By Karin Strohecker and Grant Smith
LONDON (Reuters) -The U.S. dollar’s share of global currency reserves reported to the International Monetary Fund nudged lower to 57.7% in the first quarter of 2025 while the share of euro-denominated reserves gained, International Monetary Fund data showed.
Shares of global currency reserves held in the greenback stood at 57.8% at the end of 2024, while the share of euros gained from 19.8% to 20.1% – their highest since late 2022, according to the IMF’s Currency Composition of Official Foreign Exchange Reserves (COFER) data released on Wednesday.
But it was the Swiss franc which saw the most dramatic increase, quadrupling its share to 0.8% of reserves by end-March – the highest level since at least 1999 when the euro was introduced – while the share of pound sterling also rose.
Foreign currency markets have seen some dramatic swings since the start of the year.
The dollar lost nearly 4% in the first quarter of the year as some big policy swings from the administration under U.S. President Donald Trump, especially on trade, security and the economy, roiled market confidence in the world’s foremost reserve currency.
The decline accelerated dramatically in the second quarter, when the dollar dropped more than 7% in the wake of Trump’s introduction of sweeping tariffs on “Liberation Day” in early April – though some of those measures have been put on hold.
On the flip side, the Swiss franc – widely seen as a safe haven currency – has become one of the best performing currencies this year, strengthening 14% against the dollar.

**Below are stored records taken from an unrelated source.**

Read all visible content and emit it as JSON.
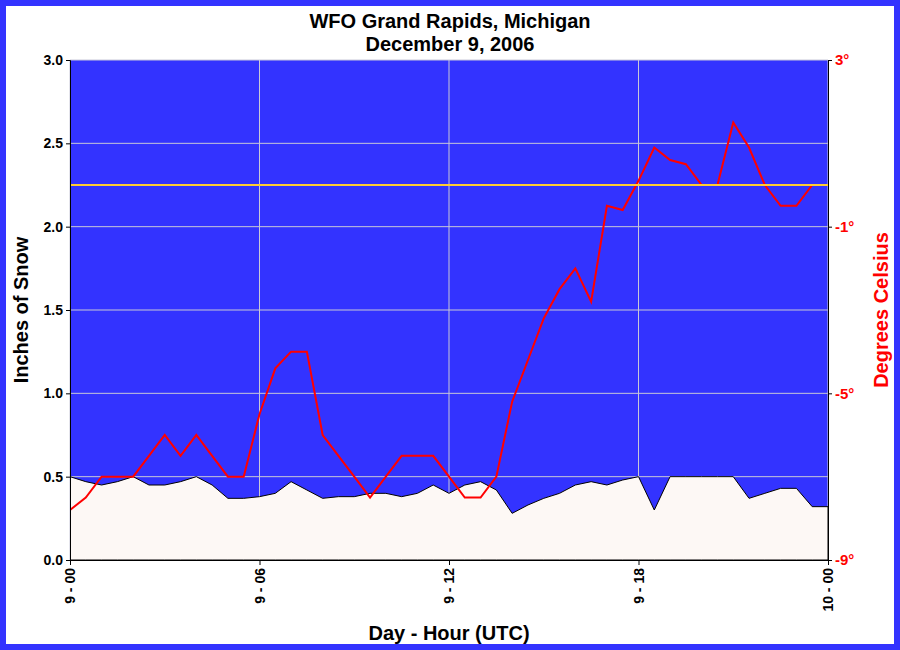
{
  "chart_data": {
    "type": "line",
    "title": "WFO Grand Rapids, Michigan",
    "subtitle": "December 9, 2006",
    "x_label": "Day - Hour (UTC)",
    "y_label": "Inches of Snow",
    "y2_label": "Degrees Celsius",
    "grid": true,
    "xlim": [
      0,
      24
    ],
    "xticks": [
      {
        "value": 0,
        "label": "9 - 00"
      },
      {
        "value": 6,
        "label": "9 - 06"
      },
      {
        "value": 12,
        "label": "9 - 12"
      },
      {
        "value": 18,
        "label": "9 - 18"
      },
      {
        "value": 24,
        "label": "10 - 00"
      }
    ],
    "ylim": [
      0,
      3
    ],
    "yticks": [
      {
        "value": 0,
        "label": "0.0"
      },
      0.5,
      {
        "value": 1,
        "label": "1.0"
      },
      1.5,
      {
        "value": 2,
        "label": "2.0"
      },
      2.5,
      {
        "value": 3,
        "label": "3.0"
      }
    ],
    "y2lim": [
      -9,
      3
    ],
    "y2ticks": [
      {
        "value": -9,
        "label": "-9°"
      },
      {
        "value": -5,
        "label": "-5°"
      },
      {
        "value": -1,
        "label": "-1°"
      },
      {
        "value": 3,
        "label": "3°"
      }
    ],
    "reference_lines": [
      {
        "value": 0,
        "axis": "y2",
        "color": "#ffcc33"
      }
    ],
    "x": [
      0,
      0.5,
      1,
      1.5,
      2,
      2.5,
      3,
      3.5,
      4,
      4.5,
      5,
      5.5,
      6,
      6.5,
      7,
      7.5,
      8,
      8.5,
      9,
      9.5,
      10,
      10.5,
      11,
      11.5,
      12,
      12.5,
      13,
      13.5,
      14,
      14.5,
      15,
      15.5,
      16,
      16.5,
      17,
      17.5,
      18,
      18.5,
      19,
      19.5,
      20,
      20.5,
      21,
      21.5,
      22,
      22.5,
      23,
      23.5,
      24
    ],
    "series": [
      {
        "type": "area",
        "color": "#fdf8f5",
        "values": [
          0.5,
          0.47,
          0.45,
          0.47,
          0.5,
          0.45,
          0.45,
          0.47,
          0.5,
          0.45,
          0.37,
          0.37,
          0.38,
          0.4,
          0.47,
          0.42,
          0.37,
          0.38,
          0.38,
          0.4,
          0.4,
          0.38,
          0.4,
          0.45,
          0.4,
          0.45,
          0.47,
          0.42,
          0.28,
          0.33,
          0.37,
          0.4,
          0.45,
          0.47,
          0.45,
          0.48,
          0.5,
          0.3,
          0.5,
          0.5,
          0.5,
          0.5,
          0.5,
          0.37,
          0.4,
          0.43,
          0.43,
          0.32,
          0.32
        ]
      },
      {
        "type": "line",
        "axis": "y2",
        "color": "#ff0000",
        "values": [
          -7.8,
          -7.5,
          -7.0,
          -7.0,
          -7.0,
          -6.5,
          -6.0,
          -6.5,
          -6.0,
          -6.5,
          -7.0,
          -7.0,
          -5.5,
          -4.4,
          -4.0,
          -4.0,
          -6.0,
          -6.5,
          -7.0,
          -7.5,
          -7.0,
          -6.5,
          -6.5,
          -6.5,
          -7.0,
          -7.5,
          -7.5,
          -7.0,
          -5.2,
          -4.2,
          -3.2,
          -2.5,
          -2.0,
          -2.8,
          -0.5,
          -0.6,
          0.1,
          0.9,
          0.6,
          0.5,
          0.0,
          0.0,
          1.5,
          0.9,
          0.0,
          -0.5,
          -0.5,
          0.0,
          0.0
        ]
      }
    ]
  }
}
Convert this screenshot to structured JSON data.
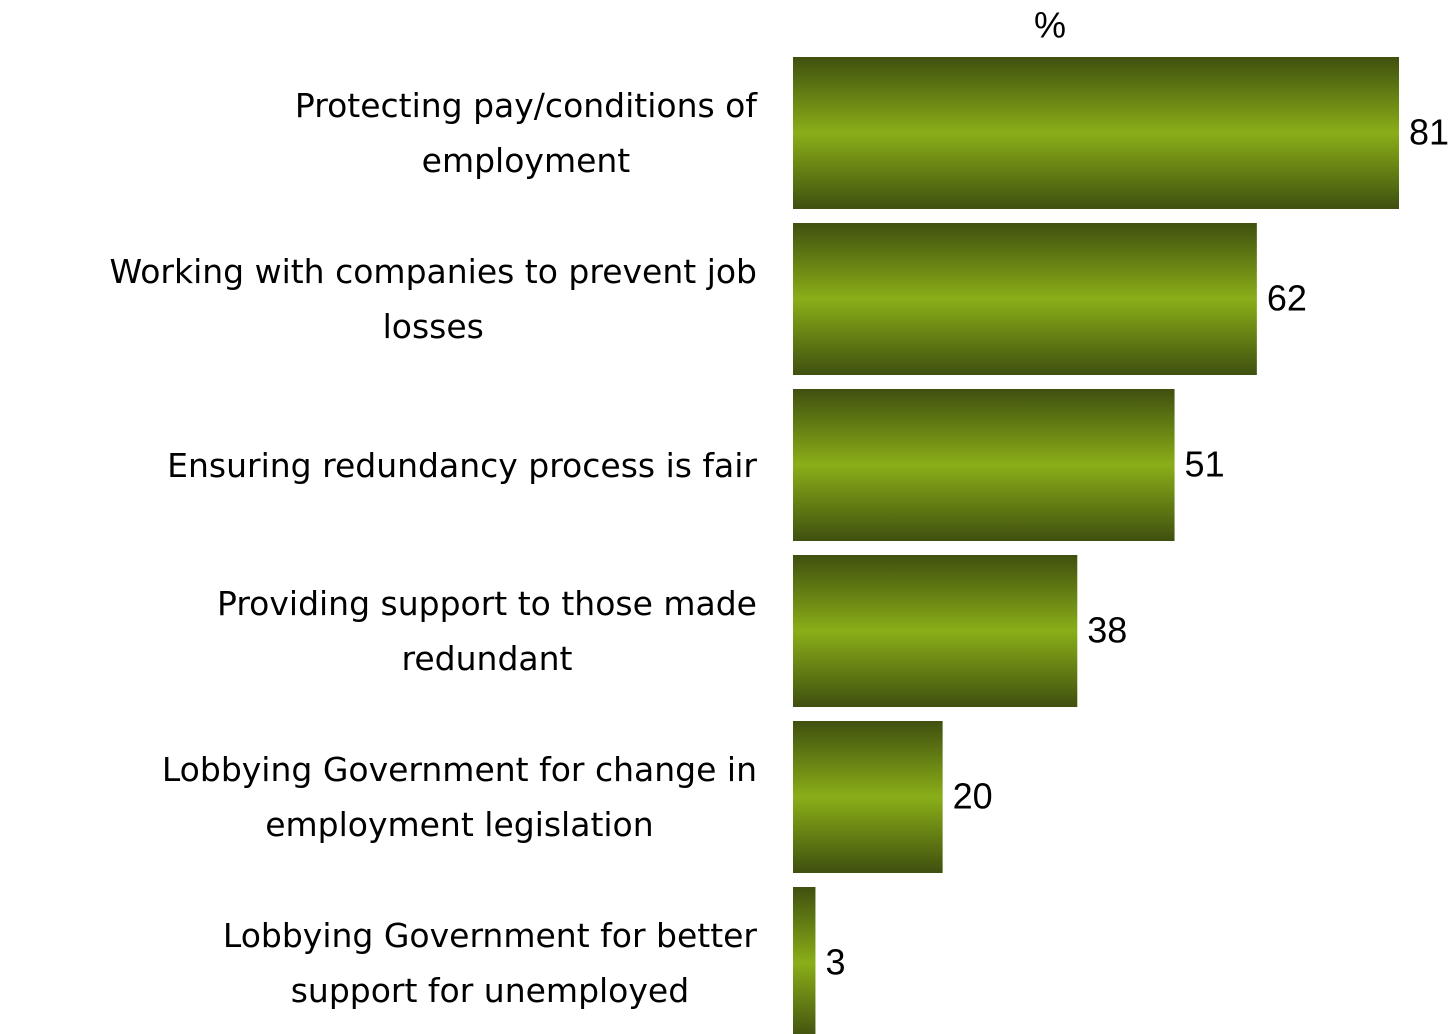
{
  "chart_data": {
    "type": "barh",
    "value_axis_label": "%",
    "categories": [
      "Protecting pay/conditions of\nemployment",
      "Working with companies to prevent job\nlosses",
      "Ensuring redundancy process is fair",
      "Providing support to those made\nredundant",
      "Lobbying Government for change in\nemployment legislation",
      "Lobbying Government for better\nsupport for unemployed"
    ],
    "values": [
      81,
      62,
      51,
      38,
      20,
      3
    ],
    "color": "#8aae18"
  }
}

While currency swings do not equate to reserve managers’ willingness to hold them, the latest events have fuelled a debate on whether the U.S. dollar could be in danger of losing its status as the world’s reserve currency of choice and the center point of the global monetary system. While some point to nascent signs of de-dollarisation, there is broad agreement that any such shift would be very slow.
Looking at levels in claims, U.S. dollar claims did rise 1.4% quarter-on-quarter to $6.72 trillion, though that gain was outpaced by the euro’s 2.6% rise to claims of $2.3 trillion, IMF data showed.